C++ Library (Integration)
The recommended way to integrate gpufl into your C++ project is via CMake's FetchContent.
NVIDIA Prerequisites
- CMake 3.31 or higher
- CUDA Toolkit 13.x or later (including CUPTI)
- A C++17 compatible compiler
AMD Prerequisites
- CMake 3.31 or higher
- ROCm 6.x with HIP runtime
- ROCm SMI library
- rocprofiler-sdk
- A C++17 compatible compiler
CMake Integration
Add the following to your CMakeLists.txt:
include(FetchContent)
FetchContent_Declare(
gpufl
GIT_REPOSITORY https://github.com/gpu-flight/gpufl-client.git
GIT_TAG main
)
FetchContent_MakeAvailable(gpufl)
For NVIDIA targets:
target_link_libraries(my_app PRIVATE gpufl::gpufl CUDA::cudart)
For AMD/HIP targets:
# Enable AMD backend
set(GPUFL_ENABLE_AMD ON CACHE BOOL "" FORCE)
set(GPUFL_ENABLE_NVIDIA OFF CACHE BOOL "" FORCE)
target_link_libraries(my_app PRIVATE gpufl::gpufl hip::host)
Build Options
| Option | Default | Description |
|---|---|---|
GPUFL_ENABLE_NVIDIA | ON | Enable NVIDIA backends (CUDA + NVML) |
GPUFL_ENABLE_AMD | OFF | Enable AMD backends (ROCm + HIP) |
BUILD_TESTING | ON | Build test suite |
BUILD_PYTHON | OFF | Build Python bindings |
Python Library (Analysis)
The Python library provides tools for analyzing, reporting, and visualizing the logs generated by the C++ library.
Basic Installation
pip install gpufl
The Linux wheels published for 0.1.0, 0.1.1, and 0.1.2 shipped
without NVML linked in — the result was that GPU telemetry (devices
array in job_start) silently came up empty even on a working CUDA
system. Use v0.1.3 or later. Plain pip install gpufl (with
no version pin) resolves to the latest, which is what you want.
Full Installation (with Analyzer)
pip install "gpufl[numba,analyzer]"
The analyzer extra pulls in pandas + rich for the
GpuFlightSession dashboard and report generation.

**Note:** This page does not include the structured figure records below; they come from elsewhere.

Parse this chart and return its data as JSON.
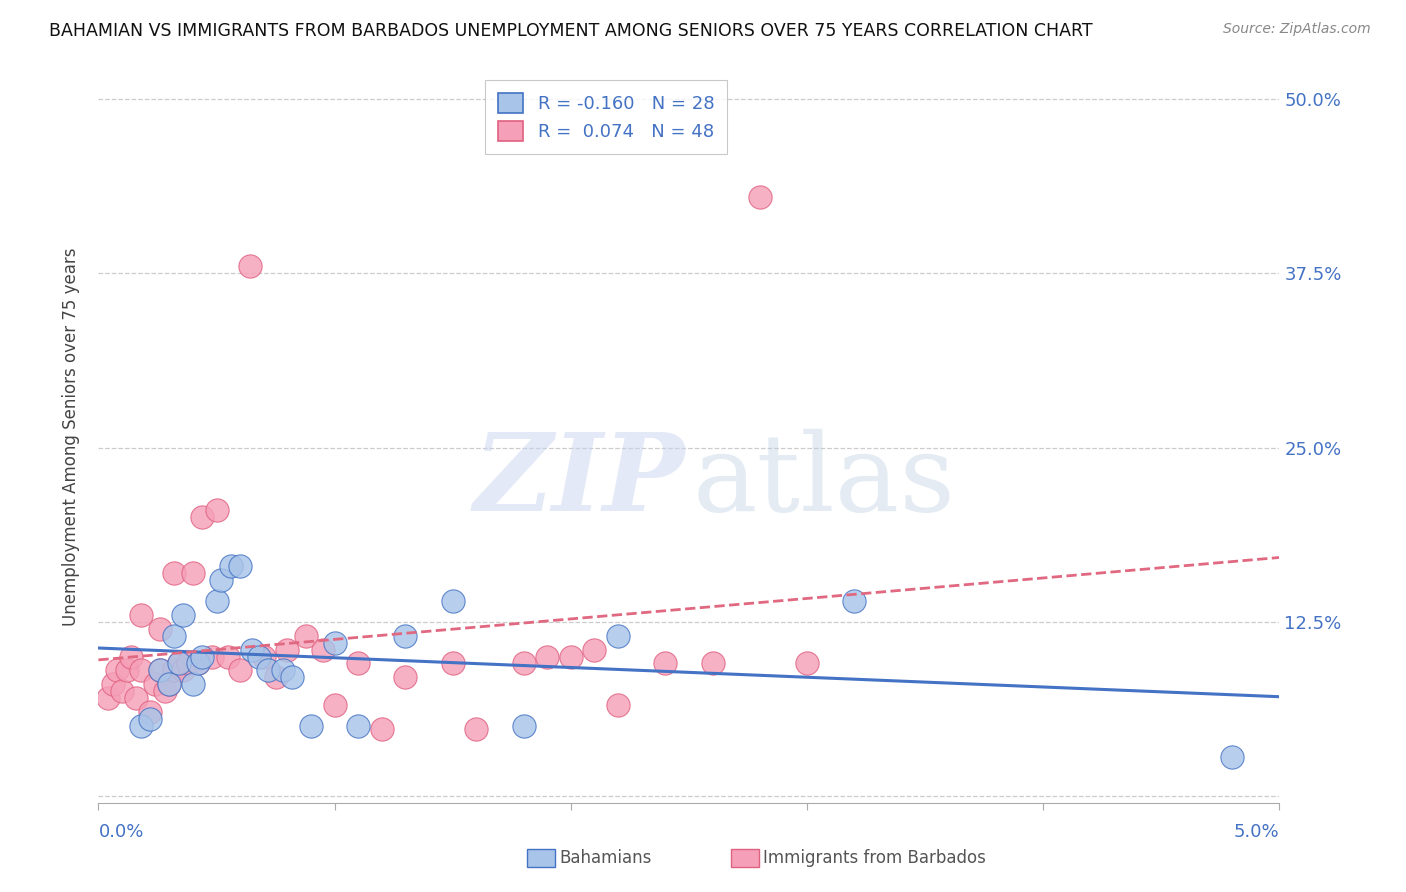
{
  "title": "BAHAMIAN VS IMMIGRANTS FROM BARBADOS UNEMPLOYMENT AMONG SENIORS OVER 75 YEARS CORRELATION CHART",
  "source": "Source: ZipAtlas.com",
  "ylabel": "Unemployment Among Seniors over 75 years",
  "ytick_vals": [
    0.0,
    0.125,
    0.25,
    0.375,
    0.5
  ],
  "ytick_labels": [
    "",
    "12.5%",
    "25.0%",
    "37.5%",
    "50.0%"
  ],
  "xtick_vals": [
    0.0,
    0.01,
    0.02,
    0.03,
    0.04,
    0.05
  ],
  "xlim": [
    0.0,
    0.05
  ],
  "ylim": [
    -0.005,
    0.52
  ],
  "legend_blue_r": "-0.160",
  "legend_blue_n": "28",
  "legend_pink_r": "0.074",
  "legend_pink_n": "48",
  "blue_fill": "#a8c4e8",
  "pink_fill": "#f5a0b8",
  "blue_edge": "#4472c4",
  "pink_edge": "#e06080",
  "blue_line_color": "#4472c4",
  "pink_line_color": "#e06880",
  "blue_x": [
    0.0018,
    0.0022,
    0.0026,
    0.003,
    0.0032,
    0.0034,
    0.0036,
    0.004,
    0.0042,
    0.0044,
    0.005,
    0.0052,
    0.0056,
    0.006,
    0.0065,
    0.0068,
    0.0072,
    0.0078,
    0.0082,
    0.009,
    0.01,
    0.011,
    0.013,
    0.015,
    0.018,
    0.022,
    0.032,
    0.048
  ],
  "blue_y": [
    0.05,
    0.055,
    0.09,
    0.08,
    0.115,
    0.095,
    0.13,
    0.08,
    0.095,
    0.1,
    0.14,
    0.155,
    0.165,
    0.165,
    0.105,
    0.1,
    0.09,
    0.09,
    0.085,
    0.05,
    0.11,
    0.05,
    0.115,
    0.14,
    0.05,
    0.115,
    0.14,
    0.028
  ],
  "pink_x": [
    0.0004,
    0.0006,
    0.0008,
    0.001,
    0.0012,
    0.0014,
    0.0016,
    0.0018,
    0.0018,
    0.0022,
    0.0024,
    0.0026,
    0.0026,
    0.0028,
    0.003,
    0.0032,
    0.0032,
    0.0034,
    0.0036,
    0.0038,
    0.004,
    0.0042,
    0.0044,
    0.0048,
    0.005,
    0.0055,
    0.006,
    0.0064,
    0.007,
    0.0075,
    0.008,
    0.0088,
    0.0095,
    0.01,
    0.011,
    0.012,
    0.013,
    0.015,
    0.016,
    0.018,
    0.019,
    0.02,
    0.021,
    0.022,
    0.024,
    0.026,
    0.028,
    0.03
  ],
  "pink_y": [
    0.07,
    0.08,
    0.09,
    0.075,
    0.09,
    0.1,
    0.07,
    0.09,
    0.13,
    0.06,
    0.08,
    0.09,
    0.12,
    0.075,
    0.08,
    0.09,
    0.16,
    0.095,
    0.09,
    0.095,
    0.16,
    0.095,
    0.2,
    0.1,
    0.205,
    0.1,
    0.09,
    0.38,
    0.1,
    0.085,
    0.105,
    0.115,
    0.105,
    0.065,
    0.095,
    0.048,
    0.085,
    0.095,
    0.048,
    0.095,
    0.1,
    0.1,
    0.105,
    0.065,
    0.095,
    0.095,
    0.43,
    0.095
  ]
}
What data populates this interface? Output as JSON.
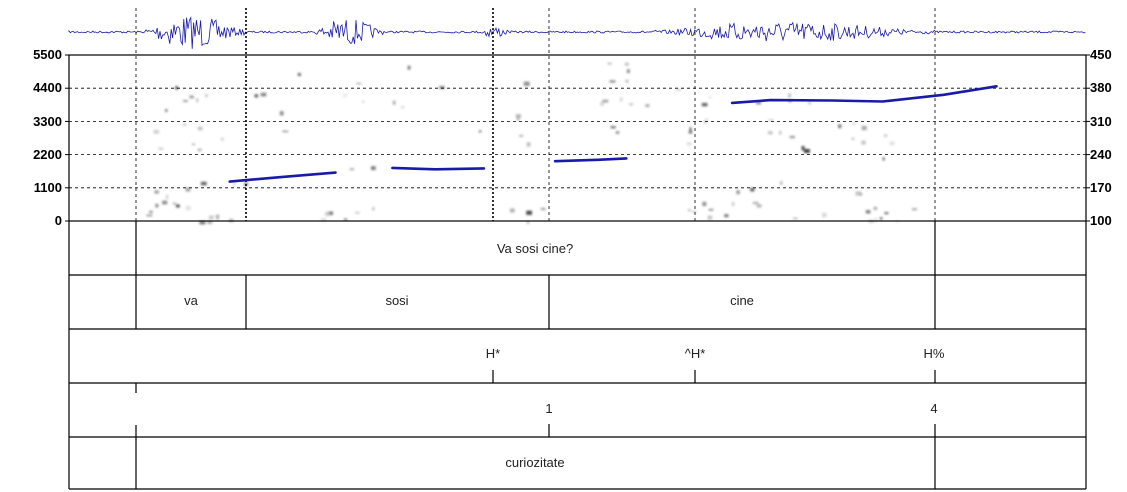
{
  "chart_data": {
    "type": "spectrogram",
    "colors": {
      "pitch": "#1a1aa8",
      "waveform": "#1a1aa8",
      "grid": "#000000",
      "tier_line": "#000000"
    },
    "left_axis": {
      "ylim": [
        0,
        5500
      ],
      "ticks": [
        "5500",
        "4400",
        "3300",
        "2200",
        "1100",
        "0"
      ]
    },
    "right_axis": {
      "ylim": [
        100,
        450
      ],
      "ticks": [
        "450",
        "380",
        "310",
        "240",
        "170",
        "100"
      ]
    },
    "pitch_contour": [
      {
        "segment": "va",
        "points": [
          [
            0.158,
            183
          ],
          [
            0.21,
            193
          ],
          [
            0.262,
            202
          ]
        ]
      },
      {
        "segment": "sosi",
        "points": [
          [
            0.318,
            212
          ],
          [
            0.36,
            209
          ],
          [
            0.408,
            211
          ]
        ]
      },
      {
        "segment": "sosi-end",
        "points": [
          [
            0.478,
            226
          ],
          [
            0.52,
            229
          ],
          [
            0.548,
            232
          ]
        ]
      },
      {
        "segment": "cine",
        "points": [
          [
            0.652,
            349
          ],
          [
            0.69,
            355
          ],
          [
            0.75,
            354
          ],
          [
            0.8,
            352
          ],
          [
            0.86,
            366
          ],
          [
            0.912,
            384
          ]
        ]
      }
    ],
    "tiers": [
      {
        "name": "text",
        "labels": [
          "Va sosi cine?"
        ]
      },
      {
        "name": "words",
        "labels": [
          "va",
          "sosi",
          "cine"
        ]
      },
      {
        "name": "tones",
        "labels": [
          "H*",
          "^H*",
          "H%"
        ]
      },
      {
        "name": "break_indices",
        "labels": [
          "1",
          "4"
        ]
      },
      {
        "name": "function",
        "labels": [
          "curiozitate"
        ]
      }
    ]
  }
}
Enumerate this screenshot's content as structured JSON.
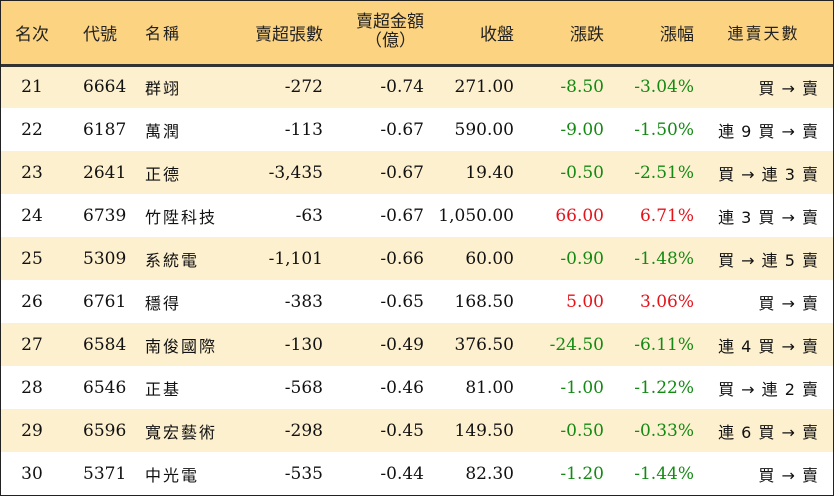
{
  "headers": {
    "rank": "名次",
    "code": "代號",
    "name": "名稱",
    "lots": "賣超張數",
    "amount_line1": "賣超金額",
    "amount_line2": "（億）",
    "close": "收盤",
    "change": "漲跌",
    "change_pct": "漲幅",
    "streak": "連賣天數"
  },
  "colors": {
    "header_bg": "#fbd381",
    "alt_row_bg": "#fdf0ce",
    "down": "#148a14",
    "up": "#e5131a"
  },
  "rows": [
    {
      "rank": "21",
      "code": "6664",
      "name": "群翊",
      "lots": "-272",
      "amount": "-0.74",
      "close": "271.00",
      "change": "-8.50",
      "change_pct": "-3.04%",
      "direction": "down",
      "streak": "買 → 賣"
    },
    {
      "rank": "22",
      "code": "6187",
      "name": "萬潤",
      "lots": "-113",
      "amount": "-0.67",
      "close": "590.00",
      "change": "-9.00",
      "change_pct": "-1.50%",
      "direction": "down",
      "streak": "連 9 買 → 賣"
    },
    {
      "rank": "23",
      "code": "2641",
      "name": "正德",
      "lots": "-3,435",
      "amount": "-0.67",
      "close": "19.40",
      "change": "-0.50",
      "change_pct": "-2.51%",
      "direction": "down",
      "streak": "買 → 連 3 賣"
    },
    {
      "rank": "24",
      "code": "6739",
      "name": "竹陞科技",
      "lots": "-63",
      "amount": "-0.67",
      "close": "1,050.00",
      "change": "66.00",
      "change_pct": "6.71%",
      "direction": "up",
      "streak": "連 3 買 → 賣"
    },
    {
      "rank": "25",
      "code": "5309",
      "name": "系統電",
      "lots": "-1,101",
      "amount": "-0.66",
      "close": "60.00",
      "change": "-0.90",
      "change_pct": "-1.48%",
      "direction": "down",
      "streak": "買 → 連 5 賣"
    },
    {
      "rank": "26",
      "code": "6761",
      "name": "穩得",
      "lots": "-383",
      "amount": "-0.65",
      "close": "168.50",
      "change": "5.00",
      "change_pct": "3.06%",
      "direction": "up",
      "streak": "買 → 賣"
    },
    {
      "rank": "27",
      "code": "6584",
      "name": "南俊國際",
      "lots": "-130",
      "amount": "-0.49",
      "close": "376.50",
      "change": "-24.50",
      "change_pct": "-6.11%",
      "direction": "down",
      "streak": "連 4 買 → 賣"
    },
    {
      "rank": "28",
      "code": "6546",
      "name": "正基",
      "lots": "-568",
      "amount": "-0.46",
      "close": "81.00",
      "change": "-1.00",
      "change_pct": "-1.22%",
      "direction": "down",
      "streak": "買 → 連 2 賣"
    },
    {
      "rank": "29",
      "code": "6596",
      "name": "寬宏藝術",
      "lots": "-298",
      "amount": "-0.45",
      "close": "149.50",
      "change": "-0.50",
      "change_pct": "-0.33%",
      "direction": "down",
      "streak": "連 6 買 → 賣"
    },
    {
      "rank": "30",
      "code": "5371",
      "name": "中光電",
      "lots": "-535",
      "amount": "-0.44",
      "close": "82.30",
      "change": "-1.20",
      "change_pct": "-1.44%",
      "direction": "down",
      "streak": "買 → 賣"
    }
  ]
}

viz extraA viz extra exists (for matplotlib timeline plots) but the
underlying gpufl.viz module is broken in 0.1.x — it never
learned to decode the columnar batch wire format and produces an
empty chart. The rewrite lands in v1.0.0. Until then, leave
viz out of your install line and use the analyzer (which works
correctly) for visualization-grade insight.
The Python library works with logs from both NVIDIA and AMD sessions — no backend-specific installation is needed for analysis.